Texas Attorney General Ken Paxton echoed this sentiment, arguing against what he termed the “Pronoun Police” rules instituted by the federal government, stating there’s no requirement for Texans to conform to “workplace delusions.”
However, the National Women’s Law Center (NWLC), which had submitted an Amicus brief supporting the original EEOC guidance, criticized the ruling as out of step with Supreme Court precedent. Liz Serang, a senior member at the NWLC, described the decision as rage-filled and blatantly contradictory to established law.
Serang emphasized that the EEOC’s guidance promotes a simple principle: to avoid degrading others based on identity in the workplace.
Kacsmaryk’s interpretation is narrower than that of Bostock v.
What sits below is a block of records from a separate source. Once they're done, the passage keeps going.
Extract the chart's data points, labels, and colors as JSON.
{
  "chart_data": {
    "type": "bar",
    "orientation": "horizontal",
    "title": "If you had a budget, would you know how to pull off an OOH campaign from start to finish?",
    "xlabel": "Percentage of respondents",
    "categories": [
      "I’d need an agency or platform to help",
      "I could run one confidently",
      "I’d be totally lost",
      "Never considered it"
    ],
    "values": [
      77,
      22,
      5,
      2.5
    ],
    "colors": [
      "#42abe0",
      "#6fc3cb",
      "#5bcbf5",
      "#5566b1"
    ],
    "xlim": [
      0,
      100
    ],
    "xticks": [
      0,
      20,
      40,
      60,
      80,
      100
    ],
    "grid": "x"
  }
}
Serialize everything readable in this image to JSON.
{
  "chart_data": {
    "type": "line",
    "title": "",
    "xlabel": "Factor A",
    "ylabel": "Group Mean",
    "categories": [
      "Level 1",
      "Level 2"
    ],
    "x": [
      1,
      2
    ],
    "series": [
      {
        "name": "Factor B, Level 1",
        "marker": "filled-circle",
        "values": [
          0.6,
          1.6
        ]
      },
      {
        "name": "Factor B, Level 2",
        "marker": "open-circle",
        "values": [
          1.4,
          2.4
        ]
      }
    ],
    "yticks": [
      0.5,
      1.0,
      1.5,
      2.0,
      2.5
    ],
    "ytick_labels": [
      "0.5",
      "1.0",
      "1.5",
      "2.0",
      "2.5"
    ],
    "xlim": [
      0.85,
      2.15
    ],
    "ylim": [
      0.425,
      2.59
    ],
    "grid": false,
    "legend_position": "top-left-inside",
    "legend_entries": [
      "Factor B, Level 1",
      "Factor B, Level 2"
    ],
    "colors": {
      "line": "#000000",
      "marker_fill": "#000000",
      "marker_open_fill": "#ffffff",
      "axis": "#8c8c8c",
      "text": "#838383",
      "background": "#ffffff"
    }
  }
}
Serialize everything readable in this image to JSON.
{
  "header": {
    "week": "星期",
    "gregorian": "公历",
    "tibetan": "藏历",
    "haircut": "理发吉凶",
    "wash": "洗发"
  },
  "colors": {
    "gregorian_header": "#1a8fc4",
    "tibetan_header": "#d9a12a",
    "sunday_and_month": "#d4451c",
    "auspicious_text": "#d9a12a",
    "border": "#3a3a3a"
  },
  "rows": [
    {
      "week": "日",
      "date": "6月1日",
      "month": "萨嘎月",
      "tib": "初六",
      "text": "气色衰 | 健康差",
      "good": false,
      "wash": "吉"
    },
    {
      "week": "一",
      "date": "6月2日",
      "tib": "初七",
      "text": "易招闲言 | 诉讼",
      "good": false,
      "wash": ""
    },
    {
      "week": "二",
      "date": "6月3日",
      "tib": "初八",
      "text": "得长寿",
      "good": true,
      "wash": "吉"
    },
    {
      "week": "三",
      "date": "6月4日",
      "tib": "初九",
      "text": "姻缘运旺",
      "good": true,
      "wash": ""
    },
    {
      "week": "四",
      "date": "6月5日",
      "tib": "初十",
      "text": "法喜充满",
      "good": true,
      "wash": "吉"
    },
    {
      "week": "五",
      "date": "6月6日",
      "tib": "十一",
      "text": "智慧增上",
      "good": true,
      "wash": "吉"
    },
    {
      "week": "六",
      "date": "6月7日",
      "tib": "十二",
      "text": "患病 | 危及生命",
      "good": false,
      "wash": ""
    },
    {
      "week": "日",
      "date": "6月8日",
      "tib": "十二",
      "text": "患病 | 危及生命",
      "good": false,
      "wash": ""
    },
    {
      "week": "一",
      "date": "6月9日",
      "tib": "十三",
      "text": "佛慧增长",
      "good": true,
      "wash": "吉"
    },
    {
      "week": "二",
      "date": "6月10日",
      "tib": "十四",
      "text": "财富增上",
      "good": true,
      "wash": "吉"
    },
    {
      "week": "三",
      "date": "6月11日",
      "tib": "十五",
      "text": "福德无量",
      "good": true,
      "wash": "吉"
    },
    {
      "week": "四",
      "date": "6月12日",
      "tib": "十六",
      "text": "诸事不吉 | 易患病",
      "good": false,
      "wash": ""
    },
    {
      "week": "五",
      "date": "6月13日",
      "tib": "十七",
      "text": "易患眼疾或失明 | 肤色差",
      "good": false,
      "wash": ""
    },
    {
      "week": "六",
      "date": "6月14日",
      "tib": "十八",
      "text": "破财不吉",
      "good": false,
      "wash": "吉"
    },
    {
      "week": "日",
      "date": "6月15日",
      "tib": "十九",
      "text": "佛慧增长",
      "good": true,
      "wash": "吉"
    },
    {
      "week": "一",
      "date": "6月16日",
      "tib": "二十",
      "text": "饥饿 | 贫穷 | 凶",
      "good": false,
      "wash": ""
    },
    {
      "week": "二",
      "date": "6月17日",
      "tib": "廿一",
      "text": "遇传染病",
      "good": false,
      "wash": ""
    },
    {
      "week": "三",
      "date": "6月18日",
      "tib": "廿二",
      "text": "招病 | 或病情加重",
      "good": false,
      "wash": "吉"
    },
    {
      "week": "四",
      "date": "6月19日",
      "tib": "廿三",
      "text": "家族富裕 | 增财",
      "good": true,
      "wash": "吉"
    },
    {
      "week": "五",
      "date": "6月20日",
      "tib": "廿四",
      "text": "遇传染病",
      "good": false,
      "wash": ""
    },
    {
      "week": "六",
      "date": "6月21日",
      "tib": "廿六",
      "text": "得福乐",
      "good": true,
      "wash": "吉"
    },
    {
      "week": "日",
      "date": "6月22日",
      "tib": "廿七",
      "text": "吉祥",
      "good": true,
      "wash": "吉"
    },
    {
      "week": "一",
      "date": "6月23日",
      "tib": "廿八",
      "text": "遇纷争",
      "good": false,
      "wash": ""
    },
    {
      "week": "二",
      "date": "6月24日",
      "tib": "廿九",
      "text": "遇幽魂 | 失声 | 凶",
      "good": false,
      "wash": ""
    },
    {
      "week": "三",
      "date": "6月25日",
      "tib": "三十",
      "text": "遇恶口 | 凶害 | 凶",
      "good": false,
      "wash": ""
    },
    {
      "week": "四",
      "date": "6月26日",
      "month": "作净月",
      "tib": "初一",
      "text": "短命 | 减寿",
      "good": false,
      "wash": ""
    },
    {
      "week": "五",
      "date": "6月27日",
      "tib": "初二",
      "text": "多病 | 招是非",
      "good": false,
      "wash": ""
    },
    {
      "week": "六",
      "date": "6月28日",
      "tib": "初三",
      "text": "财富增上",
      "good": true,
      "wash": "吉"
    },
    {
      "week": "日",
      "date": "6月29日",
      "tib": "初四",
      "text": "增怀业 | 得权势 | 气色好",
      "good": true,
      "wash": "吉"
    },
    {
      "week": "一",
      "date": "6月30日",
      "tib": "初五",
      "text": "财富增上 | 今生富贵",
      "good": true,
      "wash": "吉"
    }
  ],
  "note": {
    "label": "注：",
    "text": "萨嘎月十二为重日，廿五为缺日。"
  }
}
Clayton County, a landmark Supreme Court case that broadened the definition of sexual discrimination to include protections for LGBTQ+ workers. This precedent determined that employers cannot dismiss workers purely based on their sexual orientation or transgender status.
Jonathan Segal, an employment attorney at Duane Morris, noted that businesses should remain compliant with anti-discrimination laws while acknowledging the contentious nature of Kacsmaryk’s ruling. He cautioned against interpreting transgender rights too narrowly.
Segal also stressed that regardless of the existence of explicit guidance, employers must continue to navigate gender identity issues thoughtfully in the workplace.
Employers should be prepared for these scenarios, he suggested, given that the EEOC received over 3,000 complaints regarding discrimination based on sexual orientation or gender identity in both 2023 and 2024.